I don't disagree with you that we don't run actual RPO all the time. I'm certain you're correct that that is not the actual play call, a good portion of the time.
 

I think zone run schemes overall are weak.

NFL does it so much because it's so easy to teach and learn, and there is so much talent across the board. So you can transition to a new team and run zone running plays the day you get there.
 

I think zone run schemes overall are weak.

NFL does it so much because it's so easy to teach and learn, and there is so much talent across the board. So you can transition to a new team and run zone running plays the day you get there.
I’m not a zone guy but I get zone.
Zone is contingent on two things:
1) you have running backs that know when to hit it.
2) nobody on the o line loses badly…even if a guy loses a little an RB can make you right when you are wrong (against Purdue the OL was losing badly somewhere in the middle…would have to talk to coaches to know if it was guards or center letting up all that run through)

I have less problem with our running game and more problems with our passing game. We are Iowa in the shotgun with a worse defense.
 

There is no getting around the fact that the last 3 games have been rough. Injuries, poor play, and many other factors.....have wiped away the first 4 games and put everyone in a foul mood about the season. And that is totally understandable. After 4 weeks we looked like a team that could run away with the West, now we look like a team that is hanging on for dear life. The silver lining in all this is that our remaining 5 opponents all have some massive flaws as well.
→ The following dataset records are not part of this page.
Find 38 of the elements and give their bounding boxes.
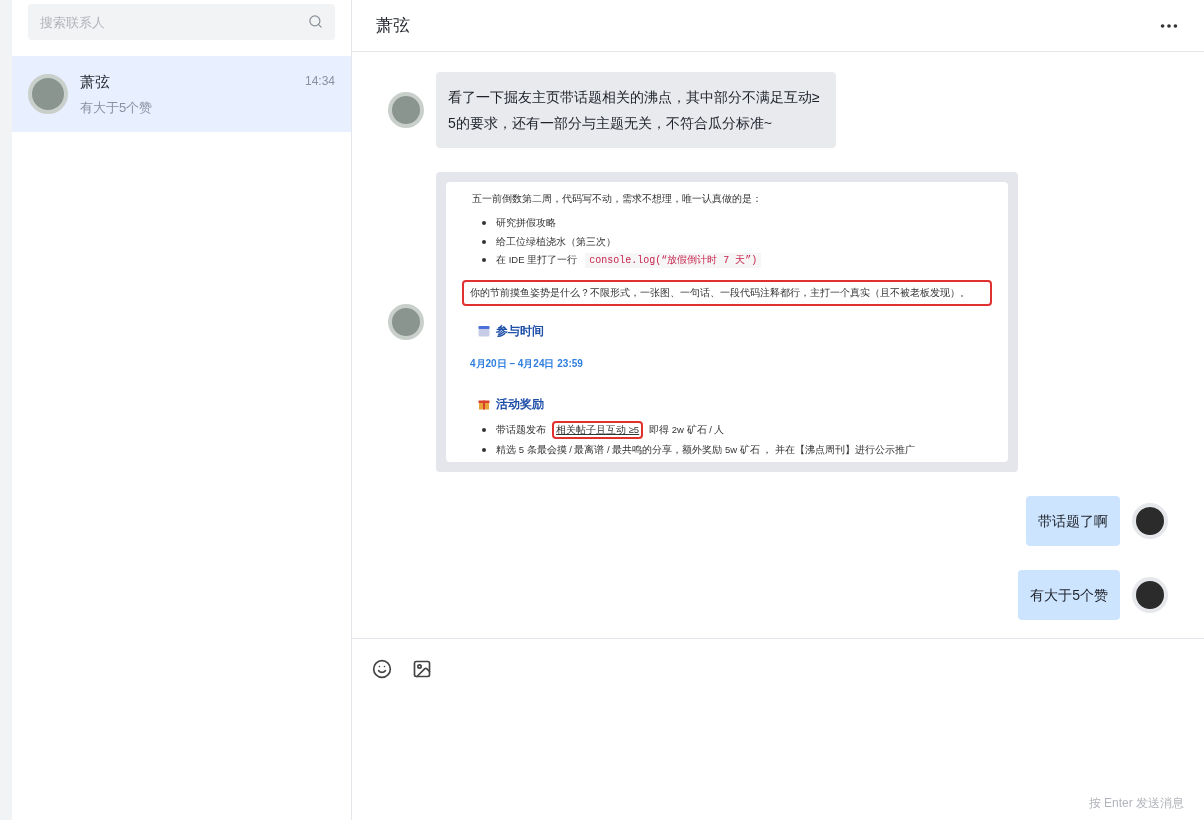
- message-time: 14:34: [304, 73, 335, 90]
- highlighted-text: 相关帖子且互动 ≥5: [552, 421, 644, 440]
- section-heading: 参与时间: [496, 323, 544, 340]
- bullet-icon: [482, 239, 486, 244]
- contact-item[interactable]: 萧弦 有大于5个赞 14:34: [12, 56, 351, 132]
- avatar: [28, 74, 68, 114]
- text: 在 IDE 里打了一行: [496, 253, 578, 268]
- paragraph: 五一前倒数第二周，代码写不动，需求不想理，唯一认真做的是：: [471, 192, 763, 206]
- text: 精选 5 条最会摸 / 最离谱 / 最共鸣的分享，额外奖励 5w 矿石 ， 并在【沸点周刊】进行公示推广: [496, 443, 916, 458]
- search-icon: [308, 14, 323, 29]
- image-icon[interactable]: [412, 659, 432, 679]
- code-snippet: console.log(“放假倒计时 7 天”): [585, 252, 762, 268]
- text: 研究拼假攻略: [496, 216, 556, 231]
- bullet-icon: [482, 428, 486, 433]
- search-field[interactable]: 搜索联系人: [28, 4, 335, 40]
- text: 即得 2w 矿石 / 人: [649, 423, 725, 437]
- section-heading: 活动奖励: [496, 396, 544, 413]
- message-bubble: 看了一下掘友主页带话题相关的沸点，其中部分不满足互动≥ 5的要求，还有一部分与主题无关，不符合瓜分标准~: [436, 72, 836, 148]
- chat-title: 萧弦: [376, 14, 410, 37]
- message-bubble: 带话题了啊: [1026, 495, 1120, 546]
- message-preview: 有大于5个赞: [80, 98, 154, 117]
- highlighted-paragraph: 你的节前摸鱼姿势是什么？不限形式，一张图、一句话、一段代码注释都行，主打一个真实（且不被老板发现）。: [462, 279, 992, 306]
- gift-icon: [478, 398, 490, 410]
- contact-name: 萧弦: [80, 72, 111, 92]
- bullet-icon: [482, 258, 486, 263]
- bullet-icon: [482, 221, 486, 226]
- avatar: [1132, 502, 1168, 539]
- emoji-icon[interactable]: [372, 659, 392, 679]
- text: 带话题发布: [496, 423, 546, 437]
- avatar: [1132, 576, 1168, 613]
- avatar: [388, 303, 424, 340]
- text: 给工位绿植浇水（第三次）: [496, 234, 616, 249]
- calendar-icon: [478, 325, 490, 337]
- send-hint: 按 Enter 发送消息: [1088, 795, 1184, 812]
- date-range: 4月20日 – 4月24日 23:59: [470, 357, 584, 371]
- bullet-icon: [482, 448, 486, 453]
- avatar: [388, 92, 424, 128]
- message-bubble: 有大于5个赞: [1018, 569, 1120, 620]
Rutgers - Has looked very mediocre all year
@Nebraska - Very up and down team, very beatable team
Northwestern - Has just been flat out bad all year
Iowa - Defense is very good/great.....offense is a complete dumpster fire
@Wisconsin - Looked good today in beating Purdue but has been a mess for most of this season.
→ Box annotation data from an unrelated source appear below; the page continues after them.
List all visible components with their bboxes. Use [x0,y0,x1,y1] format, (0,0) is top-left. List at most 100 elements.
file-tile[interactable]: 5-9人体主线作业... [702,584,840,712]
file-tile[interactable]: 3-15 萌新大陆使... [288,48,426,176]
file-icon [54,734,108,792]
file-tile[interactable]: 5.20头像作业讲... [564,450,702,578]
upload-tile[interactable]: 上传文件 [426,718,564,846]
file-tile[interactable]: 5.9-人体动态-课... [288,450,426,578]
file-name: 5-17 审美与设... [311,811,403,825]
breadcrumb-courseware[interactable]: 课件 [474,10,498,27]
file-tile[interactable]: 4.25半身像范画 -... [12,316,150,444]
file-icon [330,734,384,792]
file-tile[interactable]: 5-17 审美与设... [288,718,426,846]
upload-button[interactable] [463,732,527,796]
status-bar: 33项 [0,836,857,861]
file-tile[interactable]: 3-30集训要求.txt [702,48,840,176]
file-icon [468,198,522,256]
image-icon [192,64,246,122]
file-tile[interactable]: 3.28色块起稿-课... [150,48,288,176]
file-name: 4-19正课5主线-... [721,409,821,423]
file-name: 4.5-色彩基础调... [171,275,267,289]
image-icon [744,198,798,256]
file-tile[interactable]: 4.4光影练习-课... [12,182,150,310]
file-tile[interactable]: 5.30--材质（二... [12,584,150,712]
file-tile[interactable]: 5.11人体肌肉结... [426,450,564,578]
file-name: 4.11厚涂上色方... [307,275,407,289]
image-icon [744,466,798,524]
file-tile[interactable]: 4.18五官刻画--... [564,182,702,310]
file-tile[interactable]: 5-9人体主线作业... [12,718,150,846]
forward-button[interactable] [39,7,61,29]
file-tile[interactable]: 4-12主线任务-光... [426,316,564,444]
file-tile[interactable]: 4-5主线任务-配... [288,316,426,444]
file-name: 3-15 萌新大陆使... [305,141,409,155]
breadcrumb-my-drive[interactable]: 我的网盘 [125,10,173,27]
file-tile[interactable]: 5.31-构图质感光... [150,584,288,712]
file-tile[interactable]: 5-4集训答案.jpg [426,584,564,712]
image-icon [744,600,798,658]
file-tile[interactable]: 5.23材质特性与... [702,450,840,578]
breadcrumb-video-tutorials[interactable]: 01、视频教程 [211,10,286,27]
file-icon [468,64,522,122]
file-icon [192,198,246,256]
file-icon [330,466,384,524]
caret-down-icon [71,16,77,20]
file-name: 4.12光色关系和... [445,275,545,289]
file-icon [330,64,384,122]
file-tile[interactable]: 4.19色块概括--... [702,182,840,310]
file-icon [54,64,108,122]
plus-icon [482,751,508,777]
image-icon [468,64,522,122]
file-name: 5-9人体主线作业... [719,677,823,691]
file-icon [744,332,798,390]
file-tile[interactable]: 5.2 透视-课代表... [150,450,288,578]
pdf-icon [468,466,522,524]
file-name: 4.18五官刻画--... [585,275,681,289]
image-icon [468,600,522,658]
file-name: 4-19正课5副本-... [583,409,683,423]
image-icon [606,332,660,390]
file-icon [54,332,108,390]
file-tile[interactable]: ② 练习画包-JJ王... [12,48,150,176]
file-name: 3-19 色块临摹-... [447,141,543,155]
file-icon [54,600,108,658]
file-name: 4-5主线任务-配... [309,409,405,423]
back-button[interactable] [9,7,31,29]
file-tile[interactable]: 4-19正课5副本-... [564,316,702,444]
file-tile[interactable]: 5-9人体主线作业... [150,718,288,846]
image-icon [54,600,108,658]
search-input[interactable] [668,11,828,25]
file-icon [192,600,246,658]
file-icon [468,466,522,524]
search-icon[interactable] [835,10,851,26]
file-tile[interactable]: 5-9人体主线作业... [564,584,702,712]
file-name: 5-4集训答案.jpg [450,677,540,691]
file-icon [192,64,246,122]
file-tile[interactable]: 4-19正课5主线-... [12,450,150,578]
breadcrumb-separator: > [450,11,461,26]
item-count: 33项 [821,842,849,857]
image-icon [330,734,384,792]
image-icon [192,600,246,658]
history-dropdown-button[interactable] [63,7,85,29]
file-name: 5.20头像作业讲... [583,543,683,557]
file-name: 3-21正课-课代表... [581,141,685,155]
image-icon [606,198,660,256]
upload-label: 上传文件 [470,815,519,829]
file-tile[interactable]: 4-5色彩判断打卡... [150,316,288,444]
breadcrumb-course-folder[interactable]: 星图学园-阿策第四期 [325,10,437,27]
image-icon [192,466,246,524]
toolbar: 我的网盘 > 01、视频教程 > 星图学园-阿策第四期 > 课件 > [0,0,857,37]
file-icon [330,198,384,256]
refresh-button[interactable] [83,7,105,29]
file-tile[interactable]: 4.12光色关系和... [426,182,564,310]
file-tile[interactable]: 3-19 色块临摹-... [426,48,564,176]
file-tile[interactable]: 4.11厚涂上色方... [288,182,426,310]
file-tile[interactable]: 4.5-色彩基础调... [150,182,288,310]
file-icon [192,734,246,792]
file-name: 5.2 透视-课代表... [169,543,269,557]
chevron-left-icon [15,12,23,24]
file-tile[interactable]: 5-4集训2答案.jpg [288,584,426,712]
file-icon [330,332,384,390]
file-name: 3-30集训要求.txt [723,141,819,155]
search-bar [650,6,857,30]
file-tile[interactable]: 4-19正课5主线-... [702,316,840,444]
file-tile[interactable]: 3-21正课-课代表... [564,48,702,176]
3-2 feels like a minimum record over this stretch with 4-1 or even 5-0 not out of the realm of possibility. Tough to feel confident about anything right now but in spite of the poor play recently, we have the talent to compete with all the teams left on the schedule.
They all looked "winnable" before they were played.
 

I’m not a zone guy but I get zone.
Zone is contingent on two things:
1) you have running backs that know when to hit it.
2) nobody on the o line loses badly…even if a guy loses a little an RB can make you right when you are wrong (against Purdue the OL was losing badly somewhere in the middle…would have to talk to coaches to know if it was guards or center letting up all that run through)
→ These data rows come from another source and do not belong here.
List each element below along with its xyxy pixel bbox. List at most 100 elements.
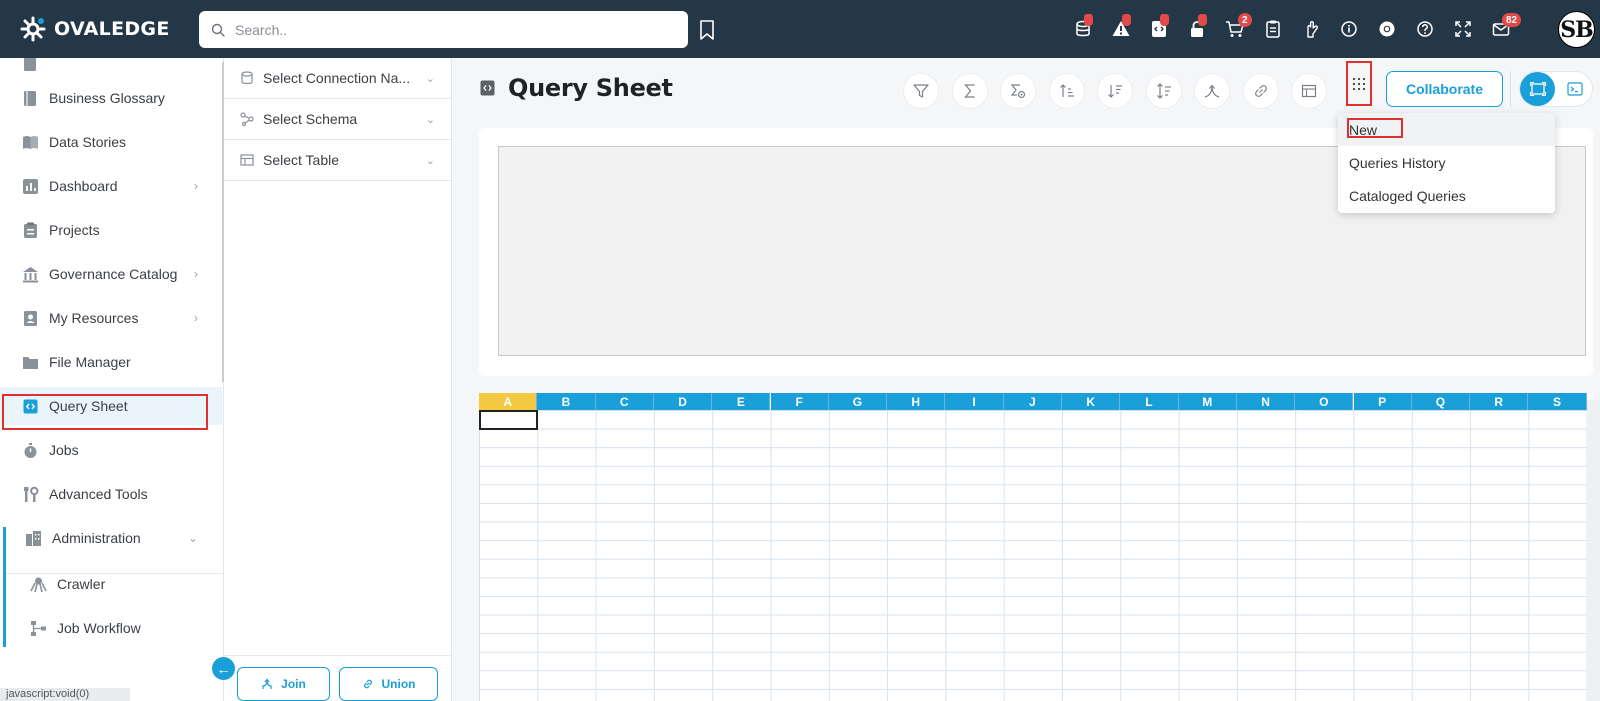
help-icon[interactable] <box>1406 14 1444 44</box>
select-connection-dropdown[interactable]: Select Connection Na... ⌄ <box>224 58 451 99</box>
join-button[interactable]: Join <box>237 667 330 701</box>
sidebar-item-business-glossary[interactable]: Business Glossary <box>0 79 222 117</box>
filter-button[interactable] <box>903 73 939 109</box>
select-label: Select Connection Na... <box>263 70 411 86</box>
sort-descending-button[interactable] <box>1097 73 1133 109</box>
column-header[interactable]: B <box>537 393 596 410</box>
column-header[interactable]: A <box>479 393 538 410</box>
sidebar-item-file-manager[interactable]: File Manager <box>0 343 222 381</box>
alert-triangle-icon[interactable] <box>1102 14 1140 44</box>
cart-badge: 2 <box>1238 13 1252 27</box>
column-header[interactable]: L <box>1120 393 1179 410</box>
select-schema-dropdown[interactable]: Select Schema ⌄ <box>224 99 451 140</box>
more-options-menu: New Queries History Cataloged Queries <box>1338 113 1555 213</box>
column-header[interactable]: M <box>1178 393 1237 410</box>
mail-icon[interactable]: 82 <box>1482 13 1522 44</box>
sidebar-item-query-sheet[interactable]: Query Sheet <box>0 387 222 425</box>
join-icon <box>1204 84 1220 98</box>
more-options-button[interactable] <box>1346 61 1372 106</box>
notification-dot <box>1084 14 1093 26</box>
folder-icon <box>23 356 38 369</box>
column-header[interactable]: J <box>1003 393 1062 410</box>
mail-badge: 82 <box>1502 13 1522 27</box>
search-box[interactable] <box>199 11 688 48</box>
column-header[interactable]: N <box>1236 393 1296 410</box>
table-view-button[interactable] <box>1291 73 1327 109</box>
hand-icon[interactable] <box>1292 14 1330 44</box>
search-input[interactable] <box>235 21 655 38</box>
aggregate-button[interactable] <box>952 73 988 109</box>
sidebar-item-administration[interactable]: Administration ⌄ <box>0 519 222 557</box>
editor-view-toggle[interactable] <box>1520 72 1555 106</box>
bookmark-icon[interactable] <box>698 19 716 41</box>
sidebar-item-my-resources[interactable]: My Resources › <box>0 299 222 337</box>
avatar[interactable]: SB <box>1558 11 1595 48</box>
column-header[interactable]: F <box>770 393 829 410</box>
page-title: Query Sheet <box>508 74 673 102</box>
sidebar-item-job-workflow[interactable]: Job Workflow <box>0 609 222 647</box>
link-icon <box>1255 85 1267 97</box>
active-cell[interactable] <box>479 410 538 430</box>
spreadsheet-cells[interactable] <box>479 410 1593 701</box>
spreadsheet-scrollbar[interactable] <box>1587 400 1600 701</box>
column-header[interactable]: G <box>828 393 888 410</box>
filter-icon <box>913 84 929 98</box>
sort-ascending-button[interactable] <box>1049 73 1085 109</box>
sidebar-item-advanced-tools[interactable]: Advanced Tools <box>0 475 222 513</box>
terminal-view-toggle[interactable] <box>1558 72 1592 106</box>
sidebar-item-projects[interactable]: Projects <box>0 211 222 249</box>
administration-accent-bar <box>3 527 6 647</box>
info-icon[interactable] <box>1330 14 1368 44</box>
sidebar-item-crawler[interactable]: Crawler <box>0 565 222 603</box>
column-header[interactable]: R <box>1470 393 1529 410</box>
logo[interactable]: OVALEDGE <box>20 15 170 43</box>
sort-asc-icon <box>1060 84 1074 97</box>
column-header[interactable]: E <box>712 393 771 410</box>
sidebar-item-jobs[interactable]: Jobs <box>0 431 222 469</box>
sidebar-item-label: My Resources <box>49 310 139 326</box>
sigma-icon <box>964 84 975 98</box>
menu-item-queries-history[interactable]: Queries History <box>1338 146 1555 179</box>
link-button[interactable] <box>1243 73 1279 109</box>
sidebar-item-governance-catalog[interactable]: Governance Catalog › <box>0 255 222 293</box>
column-header[interactable]: K <box>1062 393 1121 410</box>
clipboard-list-icon <box>24 222 37 238</box>
column-header[interactable]: I <box>945 393 1004 410</box>
column-header[interactable]: D <box>653 393 713 410</box>
collaborate-button[interactable]: Collaborate <box>1386 71 1503 107</box>
sort-button[interactable] <box>1146 73 1182 109</box>
code-file-icon[interactable] <box>1140 14 1178 44</box>
column-header[interactable]: C <box>595 393 654 410</box>
column-header[interactable]: Q <box>1411 393 1471 410</box>
glossary-icon <box>24 90 36 106</box>
column-header[interactable]: S <box>1528 393 1587 410</box>
column-header[interactable]: O <box>1295 393 1354 410</box>
select-table-dropdown[interactable]: Select Table ⌄ <box>224 140 451 181</box>
menu-item-new[interactable]: New <box>1338 113 1555 146</box>
top-bar: OVALEDGE 2 <box>0 0 1600 58</box>
table-icon <box>1301 84 1317 98</box>
cart-icon[interactable]: 2 <box>1216 13 1254 44</box>
sidebar-item-label: Business Glossary <box>49 90 165 106</box>
chevron-down-icon: ⌄ <box>187 531 198 545</box>
sort-desc-icon <box>1108 85 1122 98</box>
clipboard-icon[interactable] <box>1254 14 1292 44</box>
expand-icon[interactable] <box>1444 14 1482 44</box>
menu-item-cataloged-queries[interactable]: Cataloged Queries <box>1338 179 1555 212</box>
sidebar-item-data-stories[interactable]: Data Stories <box>0 123 222 161</box>
column-header[interactable]: P <box>1353 393 1412 410</box>
database-icon[interactable] <box>1064 14 1102 44</box>
chrome-icon[interactable] <box>1368 14 1406 44</box>
formula-button[interactable] <box>1000 73 1036 109</box>
select-label: Select Table <box>263 152 340 168</box>
workflow-icon <box>31 620 46 636</box>
union-button[interactable]: Union <box>339 667 438 701</box>
lock-icon[interactable] <box>1178 14 1216 44</box>
collapse-sidebar-button[interactable]: ← <box>212 657 235 680</box>
view-toggle[interactable] <box>1519 71 1593 107</box>
column-header[interactable]: H <box>887 393 946 410</box>
sidebar-item-dashboard[interactable]: Dashboard › <box>0 167 222 205</box>
result-spreadsheet[interactable]: ABCDEFGHIJKLMNOPQRS <box>479 393 1593 701</box>
notification-dot <box>1122 14 1131 26</box>
join-tool-button[interactable] <box>1194 73 1230 109</box>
I have less problem with our running game and more problems with our passing game. We are Iowa in the shotgun with a worse defense.

Ouch. That hurts.
 

I would say, how about more "true" play-action calls.

But then, our receivers can't get open ... so all that leads to is our QB getting smashed by their DL once they figure out it's not a run. :(
 

I don’t know if that’s a bigger issue but it is an entirely different issue.

I have no problem with people saying we need a more mobile QB so we run read option.
I do have a problem saying Morgan doesn’t run RPO well enough because he can’t run.
A mobile quarterback is also an advantage when pass protection breaks down, which has been frequent this month. Only one of AK's positive rushes Saturday was a designed play. The rest were improvisations after protection broke down.